Starting point is 00:12:31 So Paula Jones, Linda Tripp, of course, Monica Lewinsky, who was also a producer on this. Didn't mean to catch you off guard. Mr. President, sorry, I was just... You don't have to apologize for doing your job. I'm Bill. I job. I'm Bill. I know. I'm Monica. I like your sweater, Monica.
Starting point is 00:12:51 Even though I felt like I knew about the treatment of Monica Lewinsky, it was jarring to see just how ugly a lot of the coverage was of her. And not just her, but Paula Jonesones hillary clinton linda tripp and the cruelty of people in the media on you know personal attacks for their looks for their sexuality for their ambition and from people who are like comedians that have careers today who i'm a fan of and to see them you know to see clips of them, like Jon Stewart, for example, really just going after these women in really ugly ways felt like a gut punch. This is one of those shows that I have to admit was hard for me to engage with for a couple of reasons, just one of which being going through two more modern impeachments as the thing that absorbed my life, it was hard for me to have the mental space and energy to go to that place. But the performances in this were really great.

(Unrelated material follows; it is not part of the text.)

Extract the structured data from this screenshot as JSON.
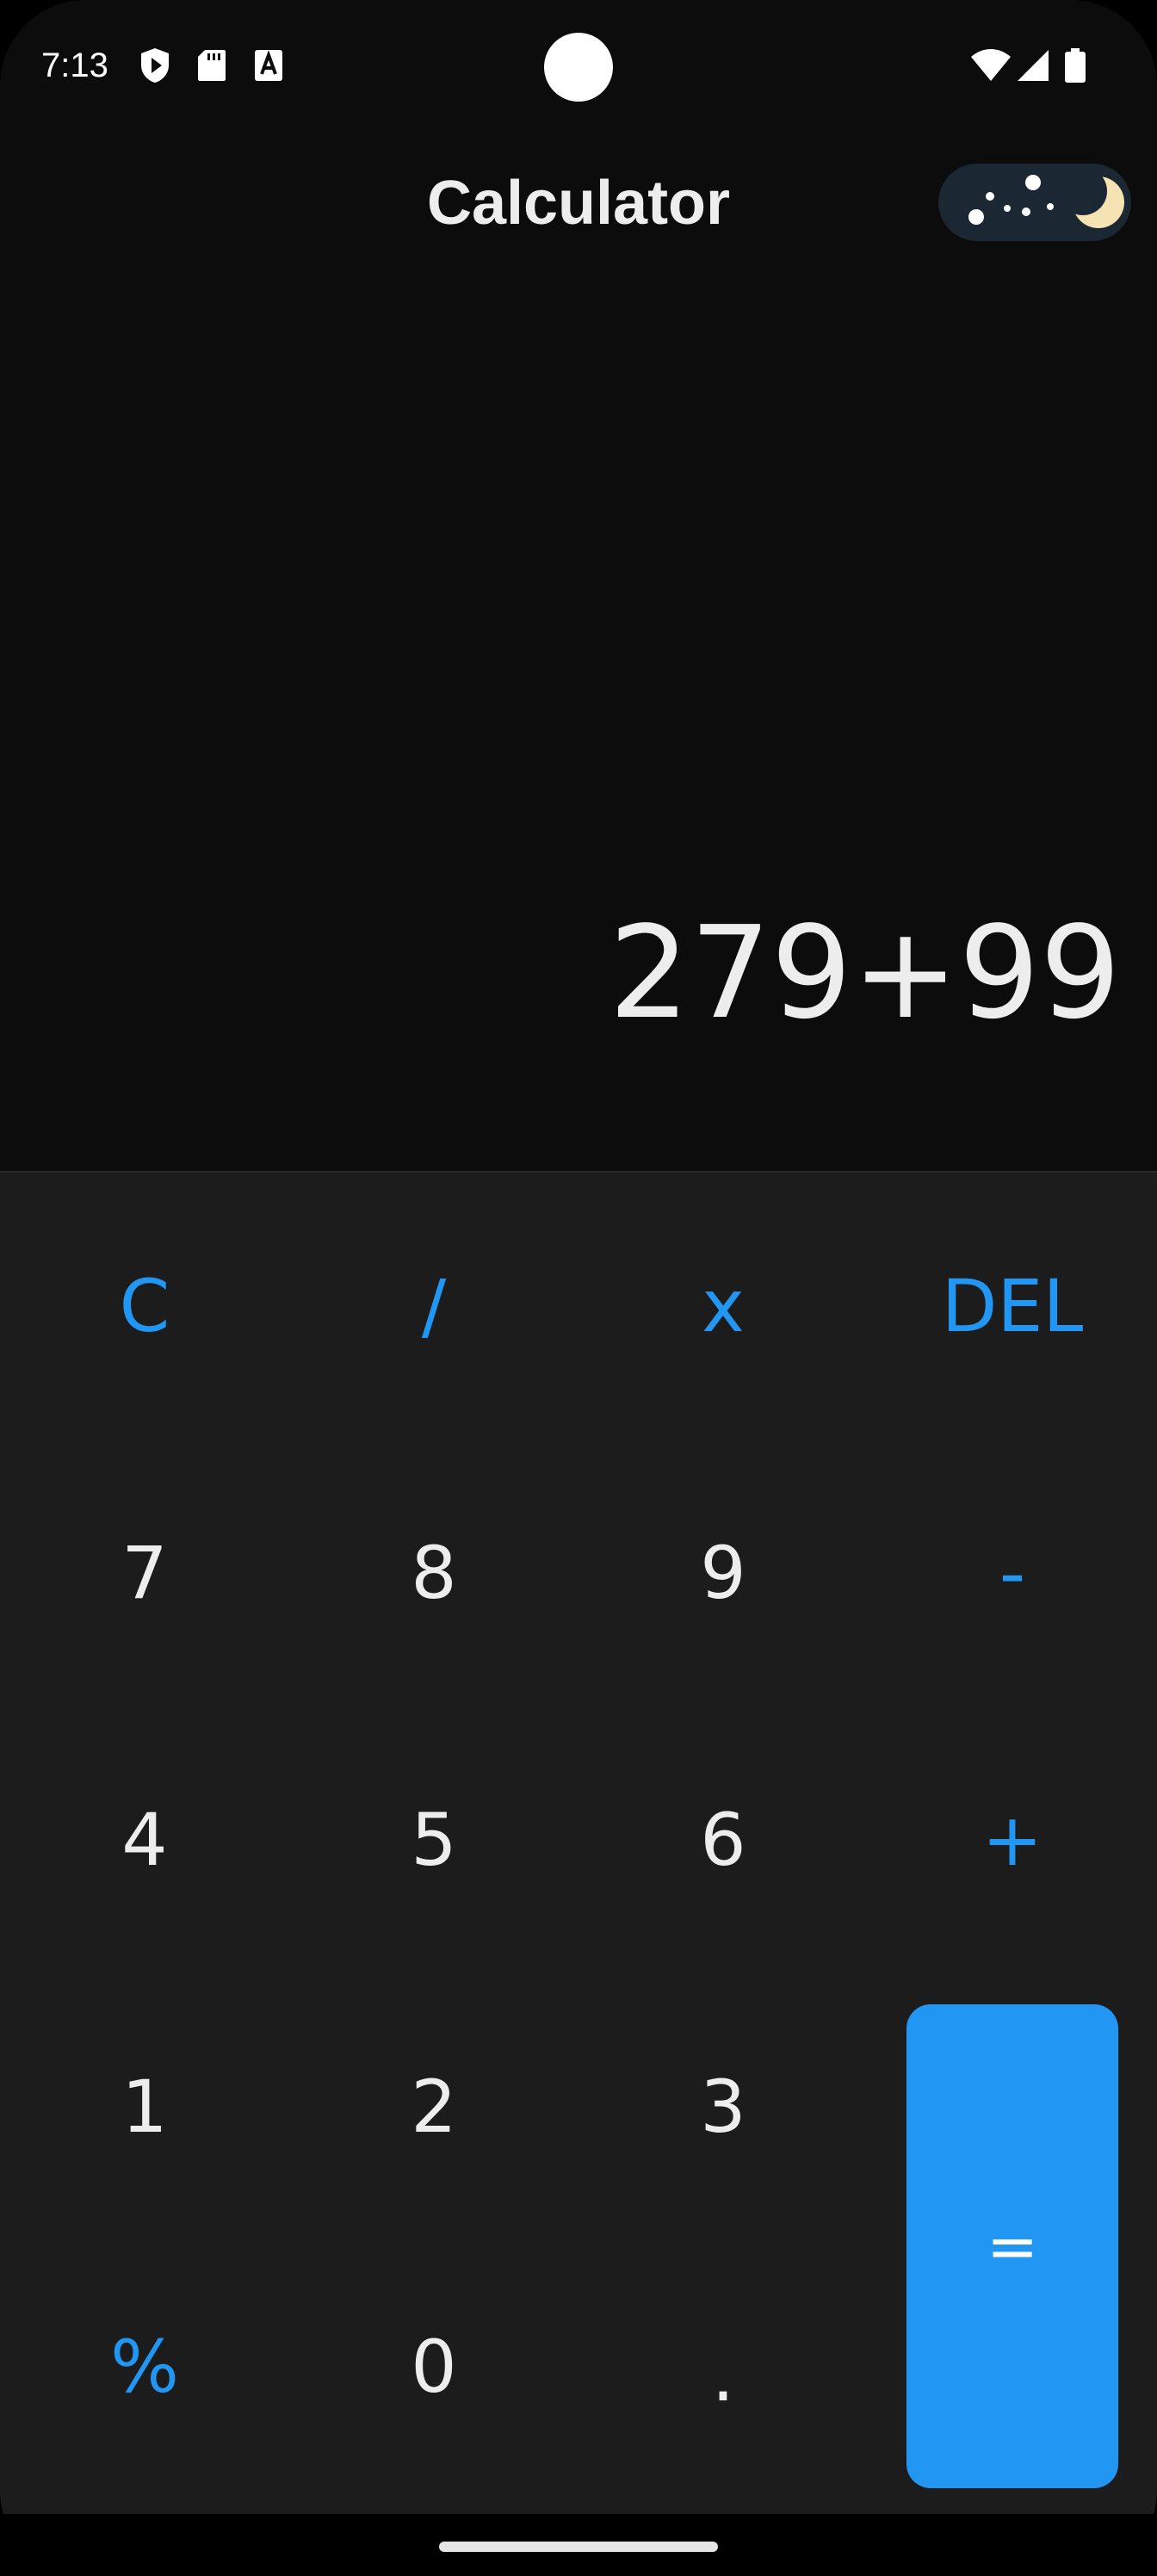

Starting point is 00:13:54 And I don't know that I would have watched it if it hadn't been for preparing for this conversation. And I appreciate the opportunity to kind of go see the way these great actors are taking on this subject matter. All right. That is a wrap for the best political television of 2021. Again, sorry if we spoiled anything for you listeners, but in our defense, the year is over. You've had 12 months to watch these things, so it is what it is. Aisha Harris of NPR's Pop Culture Happy Hour, thank you so much for joining us. Thank you. And we will be back tomorrow with our best political songs of 2021. I'm Miles Parks. I cover voting and misinformation.
Starting point is 00:14:31 I'm Kelsey Snell. I cover Congress. And I'm Barbara Sprint. I cover politics. And thank you for listening to the NPR Politics Podcast.